Развернул «чёртову машину», как говаривал старшина Кузьмич, выдал очередь по рубежам фрицев. Сверху ему были отчётливо видны фигурки своих бойцов.
Емельян ненавистно выжимал гашетку, удерживая ствол по направлению к ненавистным чёрным силуэтам. Грохот выстрелов чрезвычайно бодрил.
– Аааа, сучье вымя! Вот вам Волга, вот вам Сталинград!
Патроны в ленте кончились. Пристёгивая следующую, он кричал:
– Сердечный привет от Емельяна, от Ефросиньи, от всей Сибири!!!!
Вновь прильнул к прицелу, нажал гашетку. Немецкий пулемёт косил немецких же солдат.
Под прикрытием длинноствольного «дракона» красноармейцы прошерстили все цеха, остатки гитлеровцев ушли через площадь вглубь города.
К разгорячённому Рожнову, взъерошенному, в расстёгнутой тужурке, подлетел тучный майор
– Комбат майор Чистяков, – представился командир стрелков.– Командованием предписано гнать врага дальше из самого города.
Затем наклонился и внушительно произнёс:
– Фронт слева и справа от нас также в наступлении.
– Ну что же, наступать так наступать! Сколько можно драпать? Полундра! – разгорячённый комроты, казалось, не знал усталости.
Всегда бывший при нём старшина лишь только фыркнул. Верно, горячие какие…
Командиры собрали своих людей и с упоением повели в атаку прямо из каменного жерла цехов на серую унылую площадь.

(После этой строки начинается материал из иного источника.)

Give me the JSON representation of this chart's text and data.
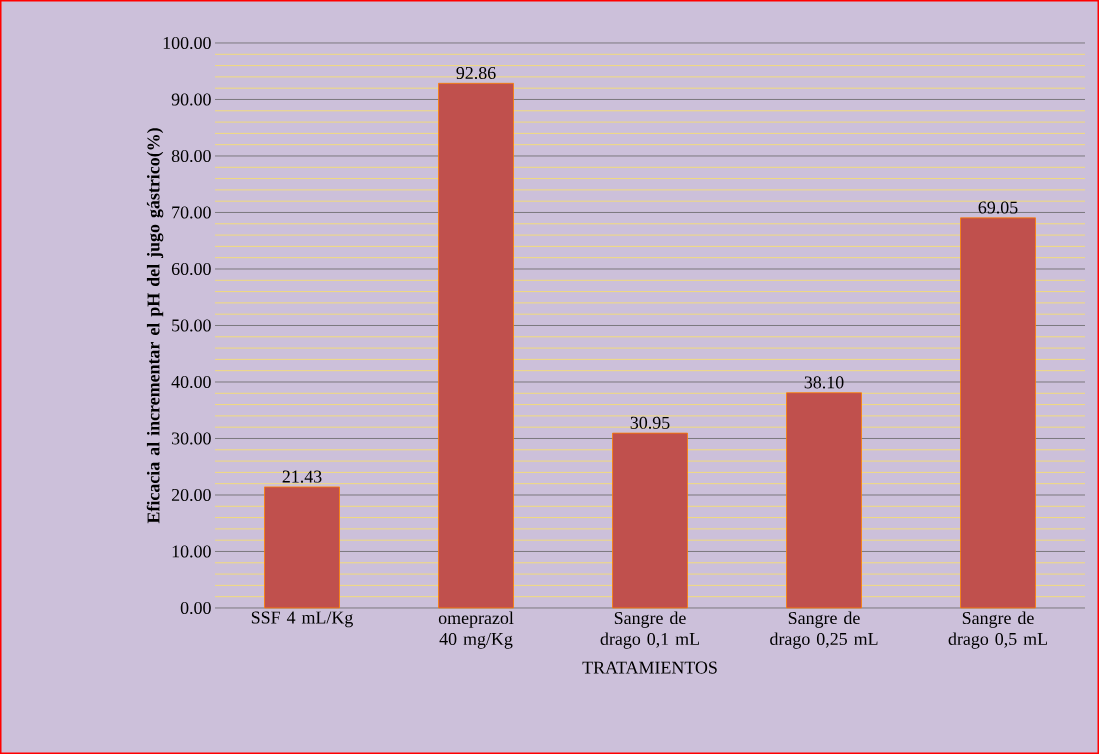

Нестройные ряды атакующих вырвались на простор. На другом конце площади высились вражеские баррикады. Бойцы высыпались кучей с оружием наперевес, забористый мат разлился по всей округе.
Внезапно с улицы, примыкавшей к площади, выкатился к баррикадам чёрный немецкий танк, чудовище с крестами на бортах. Вряд ли кто-то что-либо смог сразу сообразить, то ли из-за эйфории боя, то ли из-за того, что не могли сразу разглядеть вражескую махину. Танк лихо повернул свою башню и ствол озарился пламенем.

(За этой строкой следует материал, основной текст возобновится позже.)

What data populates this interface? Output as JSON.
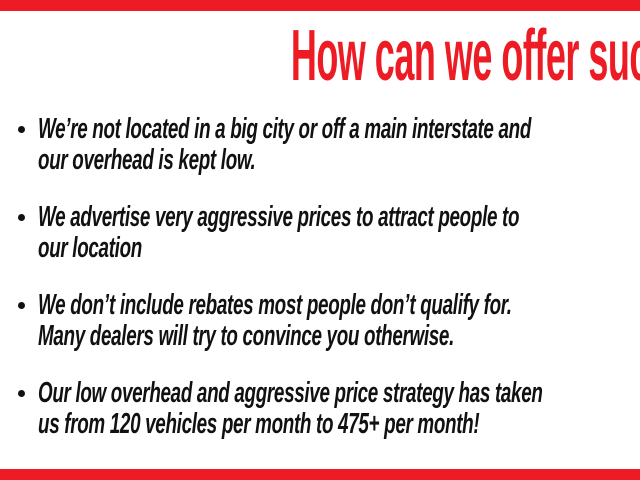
{
  "slide": {
    "title": "How can we offer such low prices?",
    "accent_color": "#ed1c24",
    "text_color": "#111111",
    "background_color": "#ffffff"
  },
  "bullets": [
    {
      "lines": [
        "We’re not located in a big city or off a main interstate and",
        "our overhead is kept low."
      ]
    },
    {
      "lines": [
        "We advertise very aggressive prices to attract people to",
        "our location"
      ]
    },
    {
      "lines": [
        "We don’t include rebates most people don’t qualify for.",
        "Many dealers will try to convince you otherwise."
      ]
    },
    {
      "lines": [
        "Our low overhead and aggressive price strategy has taken",
        "us from 120 vehicles per month to 475+ per month!"
      ]
    }
  ]
}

Снаряд осел прямо где-то в центре бегущих, разметавший тела по всей площадке. Первая линия бежавших чуть сбавила темп, пытаясь остановиться, но задние напирали столь рьяно, что этого невозможно было сделать.
Танк послал второй снаряд, опять в самую солдатскую массу. Ему начали вторить противопехотные пушки, которые подкат или к баррикадам, а следом подоспел ещё один танк и методично подключился к обстрелу.
Мясорубка… Наверное, и тысяча самых разудалых головорезов, ведомых самим дьяволом, не смогла бы такого натворить, пролить столько крови, сделать из здоровых мужчин и ребят сразу стольких калек и мертвецов, сколько сделали эти бездушные машины войны. Как по осени крестьянин собирает свой урожай, так и старуха с косой собирает свою жатву.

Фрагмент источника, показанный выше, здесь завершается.